Bassist Roger Waters wrote all the lyrics, which took a complex look at life and its many challenges. From the pressures of the working world in "On the Run," inherent greed in the drive to make more "Money," interpersonal conflicts between "Us and Them," and the ultimate cost of all this social and psychological turmoil that results in "Brain Damage," Waters covered a lot of ground.
The album only spent one week at the No. 1 spot on Billboard's Top 200 album chart during its initial release, but holds the distinction of having the longest consecutive chart run in music history – a whopping 591 weeks and total chart time exceeding 1,500 weeks.
Radcliffe, who has worked in the music retail business since the album was released, challenges the legitimacy of the numbers. "We'd see that thing still on the chart after 200-300 weeks and chuckle because [back then] there was no SoundScan, and chart positions were bought and paid for.
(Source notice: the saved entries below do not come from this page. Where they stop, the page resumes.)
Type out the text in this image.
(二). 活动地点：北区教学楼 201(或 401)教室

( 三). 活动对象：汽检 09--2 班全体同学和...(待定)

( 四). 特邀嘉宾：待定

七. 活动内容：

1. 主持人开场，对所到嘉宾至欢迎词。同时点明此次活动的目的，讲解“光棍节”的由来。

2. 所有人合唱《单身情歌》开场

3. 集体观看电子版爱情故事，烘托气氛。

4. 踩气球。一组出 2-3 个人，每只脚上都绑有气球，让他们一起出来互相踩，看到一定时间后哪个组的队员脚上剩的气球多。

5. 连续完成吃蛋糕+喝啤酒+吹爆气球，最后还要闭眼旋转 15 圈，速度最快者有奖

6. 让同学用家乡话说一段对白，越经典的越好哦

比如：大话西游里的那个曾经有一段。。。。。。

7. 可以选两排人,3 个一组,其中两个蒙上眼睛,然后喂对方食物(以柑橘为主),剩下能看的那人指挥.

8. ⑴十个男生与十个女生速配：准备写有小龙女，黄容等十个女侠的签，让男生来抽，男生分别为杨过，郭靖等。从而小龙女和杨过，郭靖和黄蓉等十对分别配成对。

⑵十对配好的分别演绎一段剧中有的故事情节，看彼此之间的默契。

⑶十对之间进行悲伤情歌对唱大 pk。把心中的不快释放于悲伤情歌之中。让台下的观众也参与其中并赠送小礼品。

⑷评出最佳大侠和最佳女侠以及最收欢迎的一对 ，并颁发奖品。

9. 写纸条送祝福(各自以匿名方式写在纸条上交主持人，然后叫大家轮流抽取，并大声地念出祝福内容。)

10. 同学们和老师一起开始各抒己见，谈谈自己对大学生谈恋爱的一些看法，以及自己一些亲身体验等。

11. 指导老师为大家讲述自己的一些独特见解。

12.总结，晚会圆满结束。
So we knew they were just continuing to chart the record for kicks." But with more than 35 million sold, and current weekly sales between 7,000 and 9,000 copies, Dark Side of the Moon ranks as the fourth-best-selling album of all time.
To many, the album still sounds as good as it did the first time – although some folks, such as Radcliffe, may have heard it so much that they've been satiated. "I was working in a record store in Gainesville, Fla.," he says, "and was quickly and forever sick of this thing. It was inescapable, coming out of every dorm-room window, every shack in the student ghetto, every car radio. I still can't stand it."
As a cultural icon, Dark Side of the Moon is stronger today than it was in the '70s. The album turns up in diverse situations, such as in conversation with country songwriter Bobby Braddock, who says "Believe it or not, Dark Side of the Moon is my favorite album. A lot of folks think it is 'cut your wrists' music, but I think it is incredible." There was even a young hippie chick dancing at this year's MerleFest in Wilkesboro, N.C., with The Dark Side of the Moon album-cover patch sewn on her backpack.
Like Elvis Presley's sideburns, the Rolling Stones' tongue and the Beatles' haircuts, Pink Floyd's Dark Side of the Moon is part of our collective musical consciousness. And it is here to stay.